The scale tape on the Absolute Origin scales is coded using a 3 track pure binary numbering system. What we dubbed the Fine track is a 9 bit number with 512 possible numbers (0-511). What we found was this track repeats itself over the length of the scale approximately once every 5.04 mm. The Mid track is an 8 bit number (0-255). This sequence is repeated along the scale length over the distance of 8 Fine track cycles. Last is the Coarse track, another 8 bit number that can only cycle once over the length of the scale encompassing 256 Fine track cycles. This is what sets the maximum possible length the scale can be, based on the track period, and is what makes it an Absolute position system.

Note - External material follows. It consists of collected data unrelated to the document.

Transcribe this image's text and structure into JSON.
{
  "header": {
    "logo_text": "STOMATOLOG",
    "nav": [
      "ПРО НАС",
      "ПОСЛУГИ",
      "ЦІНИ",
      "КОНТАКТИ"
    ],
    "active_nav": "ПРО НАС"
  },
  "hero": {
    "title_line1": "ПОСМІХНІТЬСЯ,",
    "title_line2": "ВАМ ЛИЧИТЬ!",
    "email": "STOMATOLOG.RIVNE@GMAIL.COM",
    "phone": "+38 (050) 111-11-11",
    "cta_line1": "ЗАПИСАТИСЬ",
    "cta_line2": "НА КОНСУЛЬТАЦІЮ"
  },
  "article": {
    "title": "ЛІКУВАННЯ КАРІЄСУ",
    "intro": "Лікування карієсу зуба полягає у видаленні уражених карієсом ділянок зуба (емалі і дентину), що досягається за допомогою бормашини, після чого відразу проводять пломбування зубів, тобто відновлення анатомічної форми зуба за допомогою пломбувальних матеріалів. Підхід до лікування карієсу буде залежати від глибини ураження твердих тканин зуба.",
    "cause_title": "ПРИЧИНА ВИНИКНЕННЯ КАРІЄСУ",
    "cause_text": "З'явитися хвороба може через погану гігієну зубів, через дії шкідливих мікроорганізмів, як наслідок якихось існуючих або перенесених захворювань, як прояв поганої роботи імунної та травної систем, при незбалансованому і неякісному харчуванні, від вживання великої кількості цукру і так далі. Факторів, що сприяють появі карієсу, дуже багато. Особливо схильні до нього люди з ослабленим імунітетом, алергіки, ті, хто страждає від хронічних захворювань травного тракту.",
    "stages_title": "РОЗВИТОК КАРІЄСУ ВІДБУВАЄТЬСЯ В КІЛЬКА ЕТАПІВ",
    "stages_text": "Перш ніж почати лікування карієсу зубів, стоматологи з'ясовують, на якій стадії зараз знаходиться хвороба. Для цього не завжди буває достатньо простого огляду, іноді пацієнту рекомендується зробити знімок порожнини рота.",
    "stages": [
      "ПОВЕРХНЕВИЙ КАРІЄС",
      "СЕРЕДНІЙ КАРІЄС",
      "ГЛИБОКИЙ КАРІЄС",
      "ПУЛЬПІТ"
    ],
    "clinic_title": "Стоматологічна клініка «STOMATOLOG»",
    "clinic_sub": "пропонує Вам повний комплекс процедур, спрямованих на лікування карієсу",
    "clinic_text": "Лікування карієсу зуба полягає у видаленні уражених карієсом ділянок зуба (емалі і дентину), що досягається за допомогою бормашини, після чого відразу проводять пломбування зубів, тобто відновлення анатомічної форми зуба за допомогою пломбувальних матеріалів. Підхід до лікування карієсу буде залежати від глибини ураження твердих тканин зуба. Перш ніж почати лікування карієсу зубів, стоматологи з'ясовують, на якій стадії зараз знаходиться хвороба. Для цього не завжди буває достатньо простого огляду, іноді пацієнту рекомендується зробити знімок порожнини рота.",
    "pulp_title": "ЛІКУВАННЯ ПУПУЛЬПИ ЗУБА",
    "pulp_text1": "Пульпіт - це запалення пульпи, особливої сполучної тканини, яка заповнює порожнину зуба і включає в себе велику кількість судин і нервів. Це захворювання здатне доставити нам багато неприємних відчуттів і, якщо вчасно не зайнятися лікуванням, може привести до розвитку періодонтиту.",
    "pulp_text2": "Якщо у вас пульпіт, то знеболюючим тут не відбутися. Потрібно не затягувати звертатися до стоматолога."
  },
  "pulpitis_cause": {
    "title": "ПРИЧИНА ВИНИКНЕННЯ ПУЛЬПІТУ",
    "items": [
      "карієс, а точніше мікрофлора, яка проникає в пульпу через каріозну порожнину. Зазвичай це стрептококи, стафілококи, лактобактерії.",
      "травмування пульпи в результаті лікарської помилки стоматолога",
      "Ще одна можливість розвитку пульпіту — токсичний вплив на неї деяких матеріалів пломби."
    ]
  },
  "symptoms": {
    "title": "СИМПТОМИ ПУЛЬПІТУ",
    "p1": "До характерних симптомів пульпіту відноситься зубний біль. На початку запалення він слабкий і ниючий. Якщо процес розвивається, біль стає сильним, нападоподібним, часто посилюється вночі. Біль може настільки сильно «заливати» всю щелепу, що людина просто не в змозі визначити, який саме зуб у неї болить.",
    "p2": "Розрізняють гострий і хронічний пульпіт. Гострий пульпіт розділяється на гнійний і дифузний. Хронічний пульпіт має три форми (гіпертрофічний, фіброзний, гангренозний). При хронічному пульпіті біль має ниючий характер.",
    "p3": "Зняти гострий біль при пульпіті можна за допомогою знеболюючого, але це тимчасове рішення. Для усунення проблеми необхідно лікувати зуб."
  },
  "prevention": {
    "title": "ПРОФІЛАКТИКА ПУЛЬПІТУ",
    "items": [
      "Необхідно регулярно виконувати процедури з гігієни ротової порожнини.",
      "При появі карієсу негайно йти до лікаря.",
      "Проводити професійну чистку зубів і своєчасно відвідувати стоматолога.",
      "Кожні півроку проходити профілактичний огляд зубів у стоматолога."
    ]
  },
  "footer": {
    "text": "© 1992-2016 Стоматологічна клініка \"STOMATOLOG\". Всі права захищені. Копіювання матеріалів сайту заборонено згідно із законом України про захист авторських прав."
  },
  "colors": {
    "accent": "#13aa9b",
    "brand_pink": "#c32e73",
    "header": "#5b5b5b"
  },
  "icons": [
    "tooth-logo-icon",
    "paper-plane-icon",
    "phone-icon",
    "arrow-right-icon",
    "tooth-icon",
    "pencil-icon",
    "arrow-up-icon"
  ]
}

So by combining the numbers of each of the 3 tracks, you get a unique number combination (or address) for each and every position along the length of the scale. A simpler way to envision this is think of a combination of three rulers set side by side. The Coarse track is a single ruler numbered from 0 to 9. Next to that is the ten Mid track rulers, each 1/10th the length of the Coarse track ruler and each one also numbered 0 to 9. Next to those are the Fine track rulers with each single ruler being 1/10th the length of a single Mid track ruler and are also numbered 0 to 9. So the final lay-out would be one Coarse track ruler, ten Mid track rules, and 100 Fine track rulers with the total length of each track being equal.

Now, think of the readhead like a straight edge laid perpendicular to the rulers. When you read along the straight edge you see a combination of 3 numbers, say 4, 8, & 7. If you look, this number combination exists only once along the entire length.

So why aren’t all scales made this way ? Easy, cost and functionality.

Most non-absolute scales use a simple count logic. When you set it to zero and start moving, it just counts up or down dependent on direction of travel. If it loses power or is moved too fast, it has no idea of where it’s at and displays zero again when power is restored or displays a false position because it lost count. On the plus side, these are cheap and easy to manufacture and can be any length you want.

On the absolute scales, they know exactly where they are at since each position has its own unique address, but are more expensive to produce and are limited in length based on the number of tracks used and the resolution of each track. To make an Absolute scale longer you have three choices.

1. Add more tracks

2. Decrease the resolution

3. Combination of 1 & 2 above.

I hope this helps to explain why this system won’t work with non-absolute scales. It even won’t work with other absolute scales unless they used the same algorithm to encode the scales since part of the algorithm is each track is used to correct the others for noise. I won’t go into details, but you’ve probably seen scales where the position isn’t very stable, it bounces around. These use the different tracks to correct the noise in the others making them very stable. You should be able to see that in the video where he position indications are rock solid, with the possible exception of the least significant digit if it’s sitting on the edge between one position address and the next like you will be able to see in the beginning of video (once Google finishes processing it so it can be viewed) where the Z-axis indication is bouncing between 123.22 and 123.23.